The county officials issued a nine-page response after Brnovich last month released an “interim report” on his findings in a criminal investigation of the 2020 election. The report outlined his concerns with some election procedures but did not provide proof of any major issues despite six months of investigation.

“It’s disappointing that I have to write this about a person that I previously admired, and considered a friend and a good man,” County Recorder Stephen Richer, a Republican, said of Brnovich. Richer was not involved in conducting the 2020 election but has forcefully defended the staff in his office against allegations they broke rules to deny a victory to then-President Donald Trump.

Richer said he's learning to live with Republican officials who privately acknowledge the election was conducted well but publicly raise doubts, but Brnovich should be held to a higher standard as Arizona's chief law enforcement officer.

“Where it’s different is where you have an ethical responsibility as an attorney,” Richer said. “Where it’s different is where you have the awesome power, the ultimate power of the state, which is to deprive people of liberty and to ruin their reputation.”

Brnovich said in a statement that everyone should want the same thing: “fair elections that maintain accuracy and promote public confidence."

“Hurling accusations and holding divisive press conferences will not move us any closer to that goal,” he said.

Maricopa County, which includes more than 60% of Arizona's voters, has been at the center of the push by Trump and his supporters to advance the lie that the 2020 election was marred by fraud. A widely mocked review conducted on behalf of state Senate Republicans did not dispute now-President Joe Biden's victory in the county but claimed there were a variety of irregularities. The report tried to paint routine election practices as errors, irregularities or sinister efforts to deny Trump another term.

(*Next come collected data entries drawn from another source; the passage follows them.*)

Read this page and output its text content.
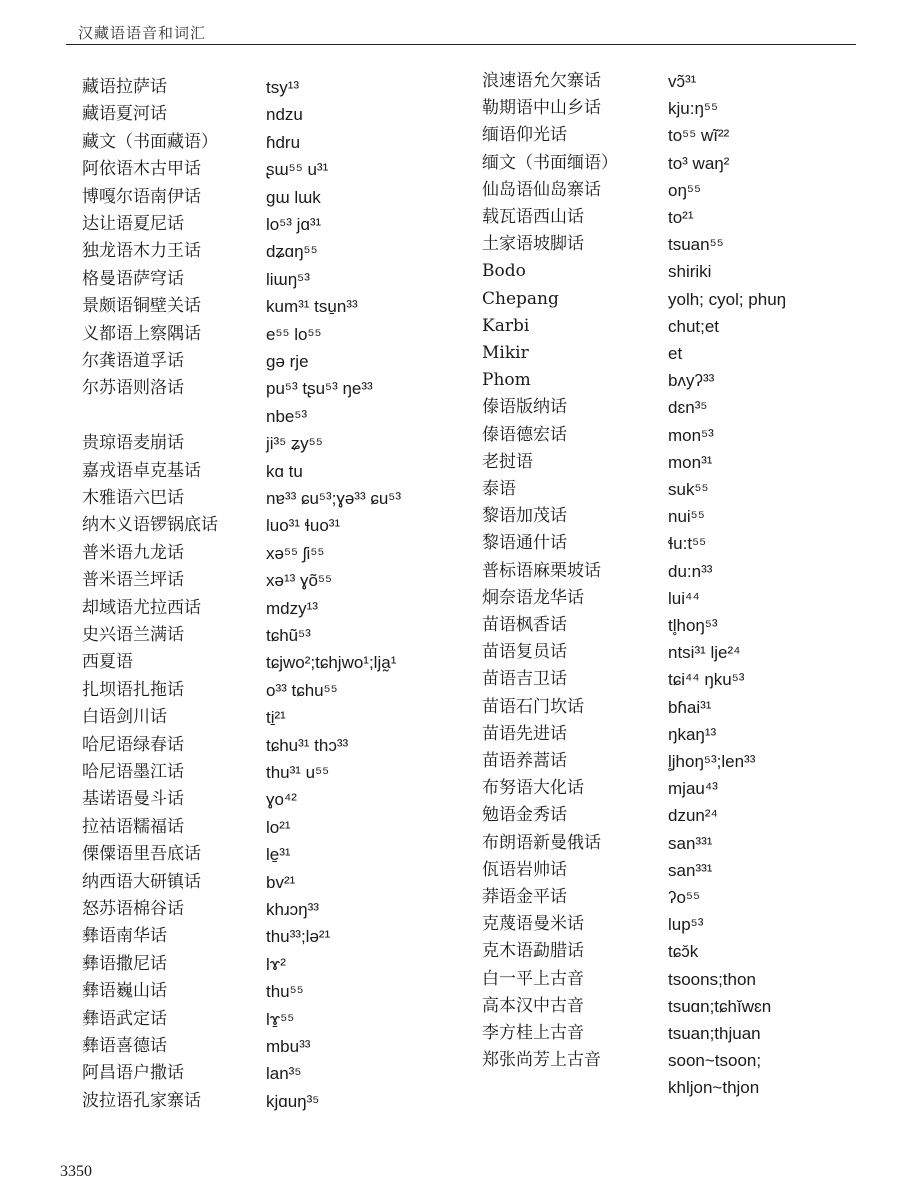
汉藏语语音和词汇
藏语拉萨话	tsy¹³
藏语夏河话	ndzu
藏文（书面藏语）	ɦdru
阿依语木古甲话	ʂɯ⁵⁵ u³¹
博嘎尔语南伊话	gɯ lɯk
达让语夏尼话	lo⁵³ jɑ³¹
独龙语木力王话	dʑɑŋ⁵⁵
格曼语萨穹话	liɯŋ⁵³
景颇语铜壁关话	kum³¹ tsu̱n³³
义都语上察隅话	e⁵⁵ lo⁵⁵
尔龚语道孚话	gə rje
尔苏语则洛话	pu⁵³ tʂu⁵³ ŋe³³
nbe⁵³
贵琼语麦崩话	ji³⁵ ʑy⁵⁵
嘉戎语卓克基话	kɑ tu
木雅语六巴话	nɐ³³ ɕu⁵³;ɣə³³ ɕu⁵³
纳木义语锣锅底话	luo³¹ ɬuo³¹
普米语九龙话	xə⁵⁵ ʃi⁵⁵
普米语兰坪话	xə¹³ ɣõ⁵⁵
却域语尤拉西话	mdzy¹³
史兴语兰满话	tɕhũ⁵³
西夏语	tɕjwo²;tɕhjwo¹;lja̰¹
扎坝语扎拖话	o³³ tɕhu⁵⁵
白语剑川话	ti̱²¹
哈尼语绿春话	tɕhu³¹ thɔ³³
哈尼语墨江话	thu³¹ u⁵⁵
基诺语曼斗话	ɣo⁴²
拉祜语糯福话	lo²¹
傈僳语里吾底话	le̱³¹
纳西语大研镇话	bv²¹
怒苏语棉谷话	khɹɔŋ³³
彝语南华话	thu³³;lə²¹
彝语撒尼话	lɤ²
彝语巍山话	thu⁵⁵
彝语武定话	lɤ̱⁵⁵
彝语喜德话	mbu³³
阿昌语户撒话	lan³⁵
波拉语孔家寨话	kjɑuŋ³⁵
浪速语允欠寨话	vɔ̃³¹
勒期语中山乡话	kju:ŋ⁵⁵
缅语仰光话	to⁵⁵ wĩ²²
缅文（书面缅语）	to³ waŋ²
仙岛语仙岛寨话	oŋ⁵⁵
载瓦语西山话	to²¹
土家语坡脚话	tsuan⁵⁵
Bodo	shiriki
Chepang	yolh; cyol; phuŋ
Karbi	chut;et
Mikir	et
Phom	bʌyʔ³³
傣语版纳话	dɛn³⁵
傣语德宏话	mon⁵³
老挝语	mon³¹
泰语	suk⁵⁵
黎语加茂话	nui⁵⁵
黎语通什话	ɬu:t⁵⁵
普标语麻栗坡话	du:n³³
炯奈语龙华话	lui⁴⁴
苗语枫香话	tl̥hoŋ⁵³
苗语复员话	ntsi³¹ lje²⁴
苗语吉卫话	tɕi⁴⁴ ŋku⁵³
苗语石门坎话	bɦai³¹
苗语先进话	ŋkaŋ¹³
苗语养蒿话	l̥jhoŋ⁵³;len³³
布努语大化话	mjau⁴³
勉语金秀话	dzun²⁴
布朗语新曼俄话	san³³¹
佤语岩帅话	san³³¹
莽语金平话	ʔo⁵⁵
克蔑语曼米话	lup⁵³
克木语勐腊话	tɕɔ̆k
白一平上古音	tsoons;thon
高本汉中古音	tsuɑn;tɕhĭwɛn
李方桂上古音	tsuan;thjuan
郑张尚芳上古音	soon~tsoon;
khljon~thjon
3350
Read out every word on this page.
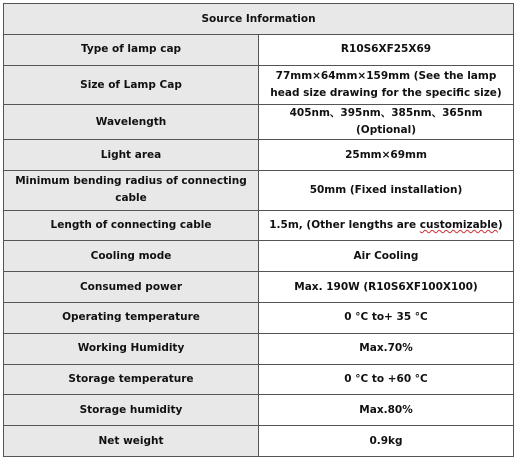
Source Information	
Type of lamp cap	R10S6XF25X69
Size of Lamp Cap	77mm×64mm×159mm (See the lamp head size drawing for the specific size)
Wavelength	405nm、395nm、385nm、365nm (Optional)
Light area	25mm×69mm
Minimum bending radius of connecting cable	50mm (Fixed installation)
Length of connecting cable	1.5m, (Other lengths are customizable)
Cooling mode	Air Cooling
Consumed power	Max. 190W (R10S6XF100X100)
Operating temperature	0 °C to+ 35 °C
Working Humidity	Max.70%
Storage temperature	0 °C to +60 °C
Storage humidity	Max.80%
Net weight	0.9kg
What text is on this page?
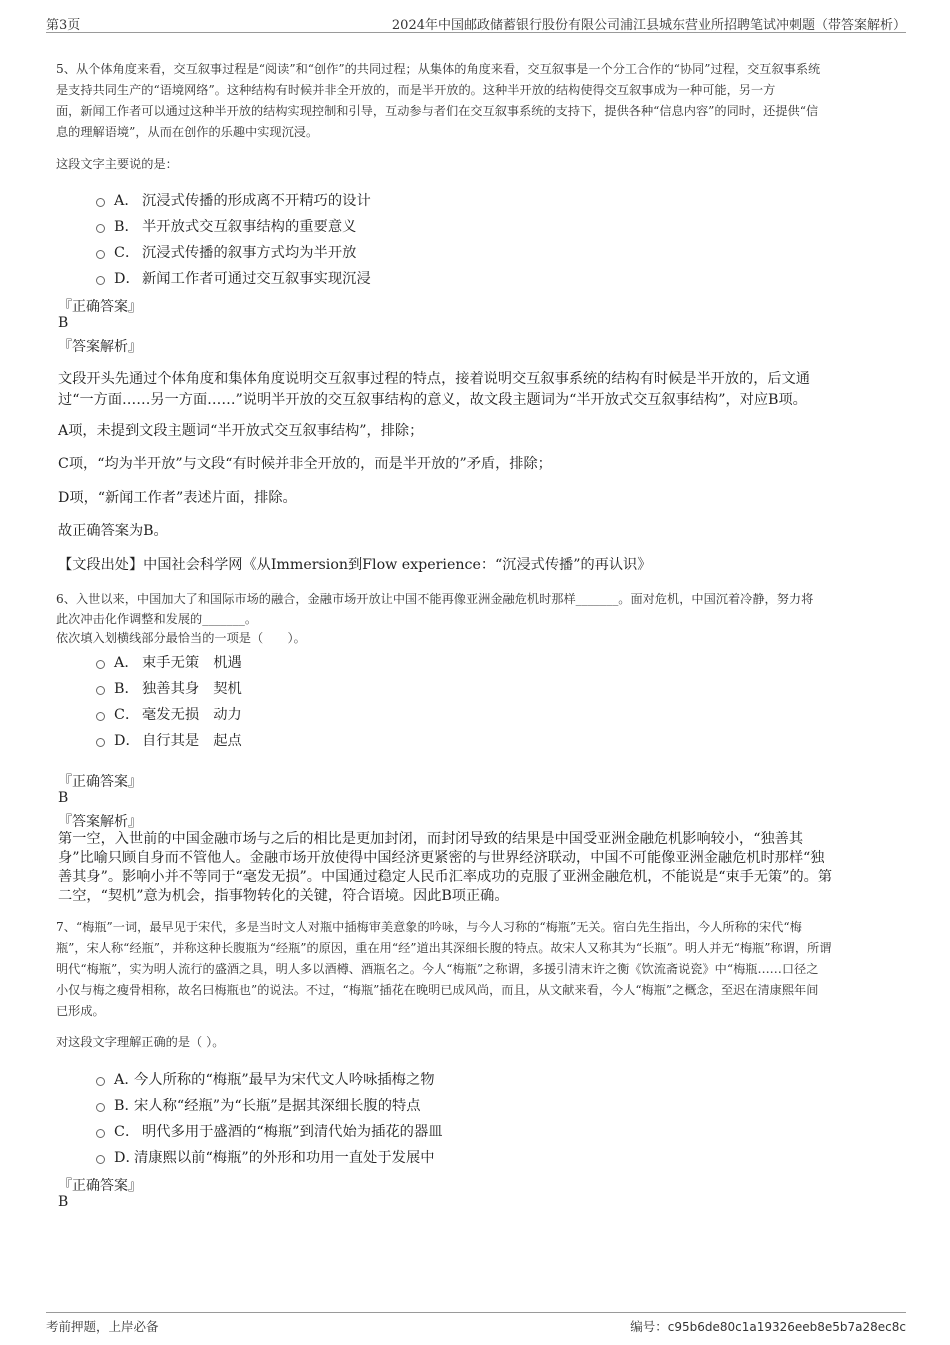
第3页	2024年中国邮政储蓄银行股份有限公司浦江县城东营业所招聘笔试冲刺题（带答案解析）
5、从个体角度来看，交互叙事过程是“阅读”和“创作”的共同过程；从集体的角度来看，交互叙事是一个分工合作的“协同”过程，交互叙事系统
是支持共同生产的“语境网络”。这种结构有时候并非全开放的，而是半开放的。这种半开放的结构使得交互叙事成为一种可能，另一方
面，新闻工作者可以通过这种半开放的结构实现控制和引导，互动参与者们在交互叙事系统的支持下，提供各种“信息内容”的同时，还提供“信
息的理解语境”，从而在创作的乐趣中实现沉浸。
这段文字主要说的是：
A． 沉浸式传播的形成离不开精巧的设计
B． 半开放式交互叙事结构的重要意义
C． 沉浸式传播的叙事方式均为半开放
D． 新闻工作者可通过交互叙事实现沉浸
『正确答案』
B
『答案解析』
文段开头先通过个体角度和集体角度说明交互叙事过程的特点，接着说明交互叙事系统的结构有时候是半开放的，后文通
过“一方面……另一方面……”说明半开放的交互叙事结构的意义，故文段主题词为“半开放式交互叙事结构”，对应B项。
A项，未提到文段主题词“半开放式交互叙事结构”，排除；
C项，“均为半开放”与文段“有时候并非全开放的，而是半开放的”矛盾，排除；
D项，“新闻工作者”表述片面，排除。
故正确答案为B。
【文段出处】中国社会科学网《从Immersion到Flow experience：“沉浸式传播”的再认识》
6、入世以来，中国加大了和国际市场的融合，金融市场开放让中国不能再像亚洲金融危机时那样_______。面对危机，中国沉着冷静，努力将
此次冲击化作调整和发展的_______。
依次填入划横线部分最恰当的一项是（　　）。
A． 束手无策 机遇
B． 独善其身 契机
C． 毫发无损 动力
D． 自行其是 起点
『正确答案』
B
『答案解析』
第一空，入世前的中国金融市场与之后的相比是更加封闭，而封闭导致的结果是中国受亚洲金融危机影响较小，“独善其
身”比喻只顾自身而不管他人。金融市场开放使得中国经济更紧密的与世界经济联动，中国不可能像亚洲金融危机时那样“独
善其身”。影响小并不等同于“毫发无损”。中国通过稳定人民币汇率成功的克服了亚洲金融危机，不能说是“束手无策”的。第
二空，“契机”意为机会，指事物转化的关键，符合语境。因此B项正确。
7、“梅瓶”一词，最早见于宋代，多是当时文人对瓶中插梅审美意象的吟咏，与今人习称的“梅瓶”无关。宿白先生指出，今人所称的宋代“梅
瓶”，宋人称“经瓶”，并称这种长腹瓶为“经瓶”的原因，重在用“经”道出其深细长腹的特点。故宋人又称其为“长瓶”。明人并无“梅瓶”称谓，所谓
明代“梅瓶”，实为明人流行的盛酒之具，明人多以酒樽、酒瓶名之。今人“梅瓶”之称谓，多援引清末许之衡《饮流斋说瓷》中“梅瓶……口径之
小仅与梅之瘦骨相称，故名曰梅瓶也”的说法。不过，“梅瓶”插花在晚明已成风尚，而且，从文献来看，今人“梅瓶”之概念，至迟在清康熙年间
已形成。
对这段文字理解正确的是（ ）。
A．
今人所称的“梅瓶”最早为宋代文人吟咏插梅之物
B．
宋人称“经瓶”为“长瓶”是据其深细长腹的特点
C． 明代多用于盛酒的“梅瓶”到清代始为插花的器皿
D．
清康熙以前“梅瓶”的外形和功用一直处于发展中
『正确答案』
B
考前押题，上岸必备	编号：c95b6de80c1a19326eeb8e5b7a28ec8c
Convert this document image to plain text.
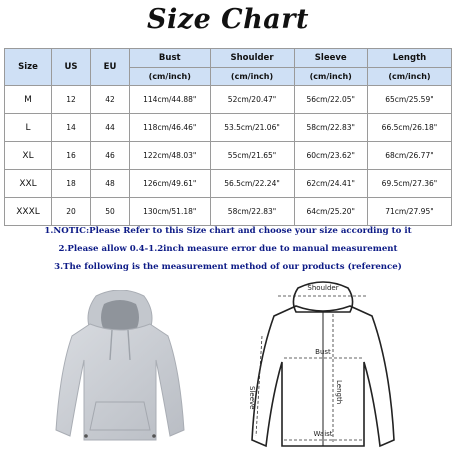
Size Chart
Size	US	EU	Bust	Shoulder	Sleeve	Length
			(cm/inch)	(cm/inch)	(cm/inch)	(cm/inch)
M	12	42	114cm/44.88"	52cm/20.47"	56cm/22.05"	65cm/25.59"
L	14	44	118cm/46.46"	53.5cm/21.06"	58cm/22.83"	66.5cm/26.18"
XL	16	46	122cm/48.03"	55cm/21.65"	60cm/23.62"	68cm/26.77"
XXL	18	48	126cm/49.61"	56.5cm/22.24"	62cm/24.41"	69.5cm/27.36"
XXXL	20	50	130cm/51.18"	58cm/22.83"	64cm/25.20"	71cm/27.95"
1.NOTIC:Please Refer to this Size chart and choose your size according to it
2.Please allow 0.4-1.2inch measure error due to manual measurement
3.The following is the measurement method of our products (reference)
Shoulder
Bust
Length
Sleeve
Waist
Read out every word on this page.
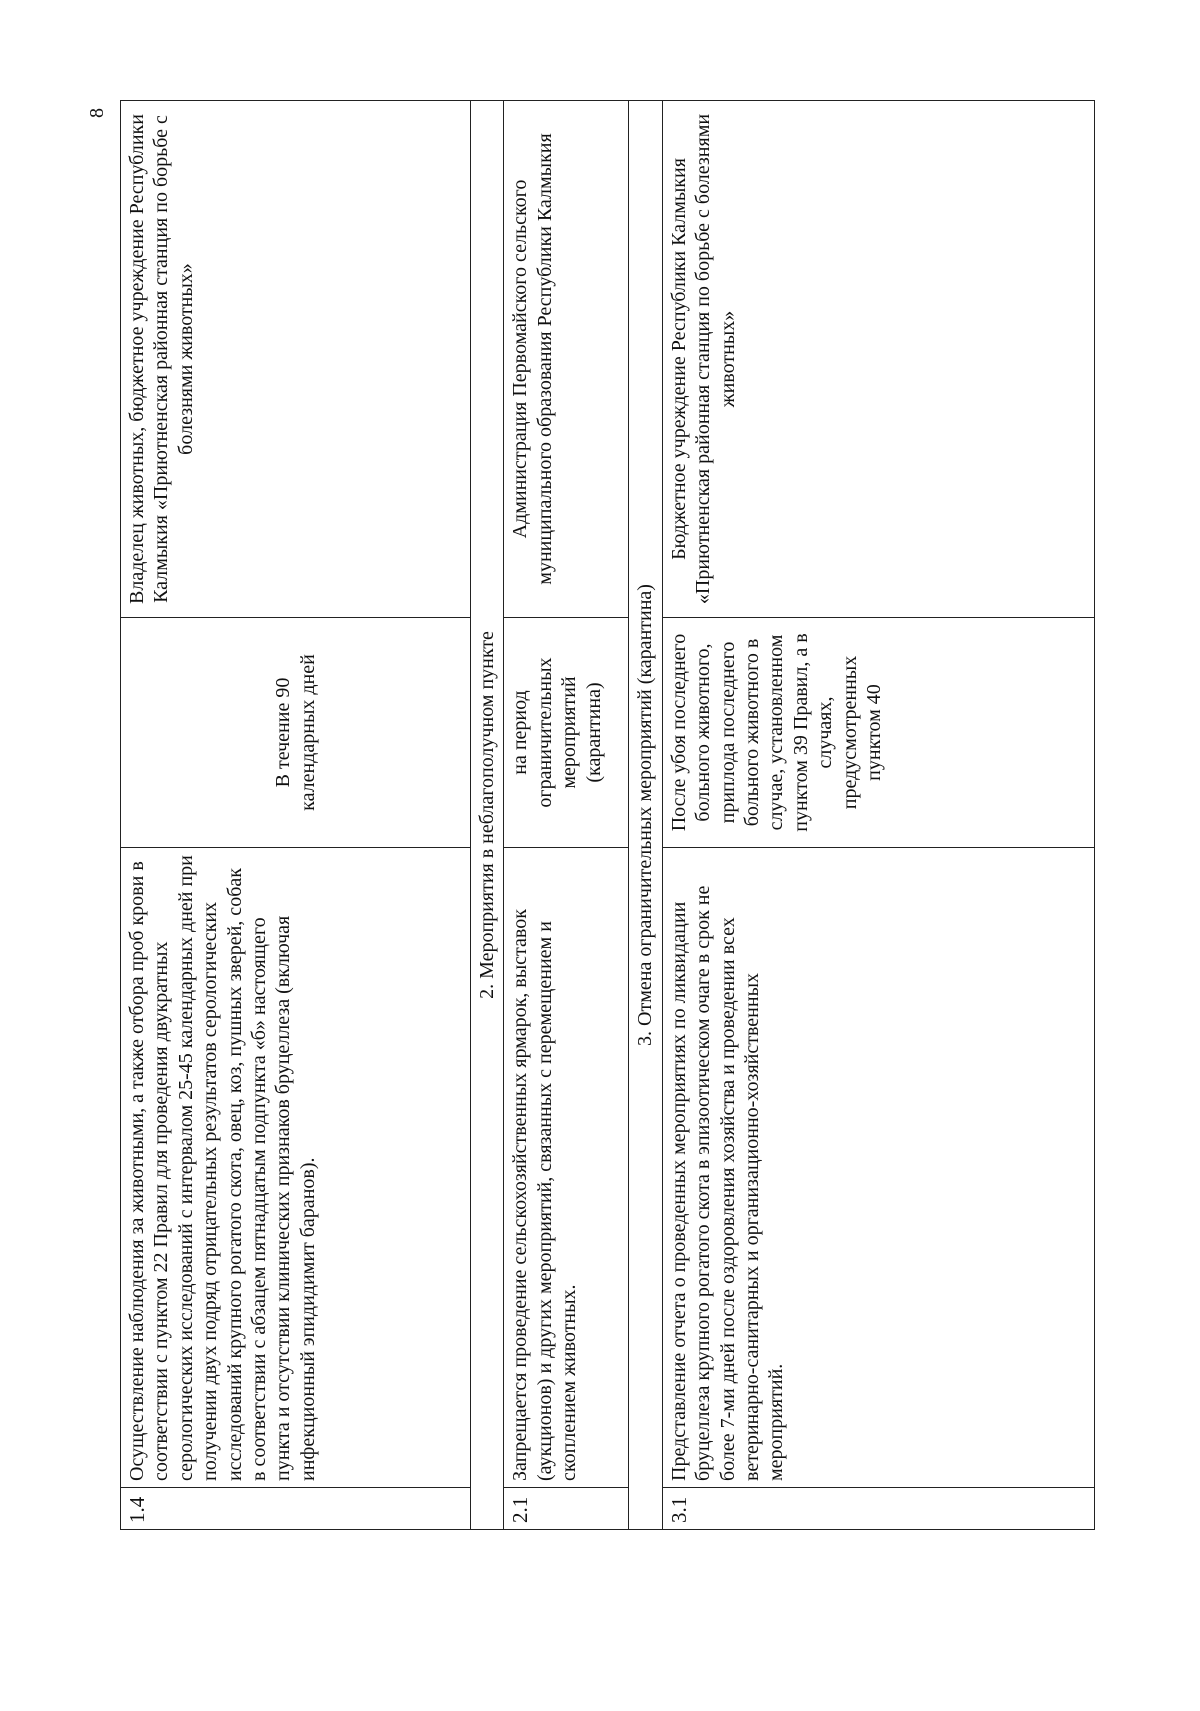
8
1.4	Осуществление наблюдения за животными, а также отбора проб крови в соответствии с пунктом 22 Правил для проведения двукратных серологических исследований с интервалом 25-45 календарных дней при получении двух подряд отрицательных результатов серологических исследований крупного рогатого скота, овец, коз, пушных зверей, собак в соответствии с абзацем пятнадцатым подпункта «б» настоящего пункта и отсутствии клинических признаков бруцеллеза (включая инфекционный эпидидимит баранов).	В течение 90 календарных дней	Владелец животных, бюджетное учреждение Республики Калмыкия «Приютненская районная станция по борьбе с болезнями животных»
2. Мероприятия в неблагополучном пункте			
2.1	Запрещается проведение сельскохозяйственных ярмарок, выставок (аукционов) и других мероприятий, связанных с перемещением и скоплением животных.	на период ограничительных мероприятий (карантина)	Администрация Первомайского сельского муниципального образования Республики Калмыкия
3. Отмена ограничительных мероприятий (карантина)			
3.1	Представление отчета о проведенных мероприятиях по ликвидации бруцеллеза крупного рогатого скота в эпизоотическом очаге в срок не более 7-ми дней после оздоровления хозяйства и проведении всех ветеринарно-санитарных и организационно-хозяйственных мероприятий.	После убоя последнего больного животного, приплода последнего больного животного в случае, установленном пунктом 39 Правил, а в случаях, предусмотренных пунктом 40	Бюджетное учреждение Республики Калмыкия «Приютненская районная станция по борьбе с болезнями животных»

“I want to say something now to the Republicans who are listening,” said Board of Supervisors Chairman Bill Gates, a Republican. “We used to be the party of facts. We used to be the party of the rule of law. What happened? What happened, Mr. Brnovich?”

Brnovich's highly unusual “interim report” said some of the forms documenting the transportation of ballots were missing signatures or other information. He also claimed that election officials worked too quickly in verifying voter signatures on mail ballots and contended a drop in the number of ballots with rejected signatures between 2016 and 2018 and again in 2020 warrants scrutiny. And he claimed that county officials were slow in responding to his requests for information.

The county officials said in Wednesday's response that Brnovich's report disregarded obvious explanations and was written to make it appear the election results could be questioned. They said error rates on ballot transfer forms were tiny and no ballots were tampered with and that changes in the law, a larger staff and new technology account for the drop in rejected ballots.

The county officials also took issue with Brnovich's comments on former Trump adviser Steve Bannon's podcast in which he claimed that Maricopa County used artificial intelligence to verify signatures on mail ballots. The officials said every signature was verified by a human.

They suggested Brnovich's public comments about an ongoing criminal investigation may violate his ethical obligations as a prosecutor but stopped short of filing a complaint with the State Bar of Arizona.

Brnovich is courting Trump’s endorsement for his Senate run, which would give him a significant boost in a field with no clear Republican frontrunner to take on Democratic Sen. Mark Kelly.

Shortly after his “interim report” failed to confirm Trump's claims of fraud, Trump indicated he would not back Brnovich's campaign.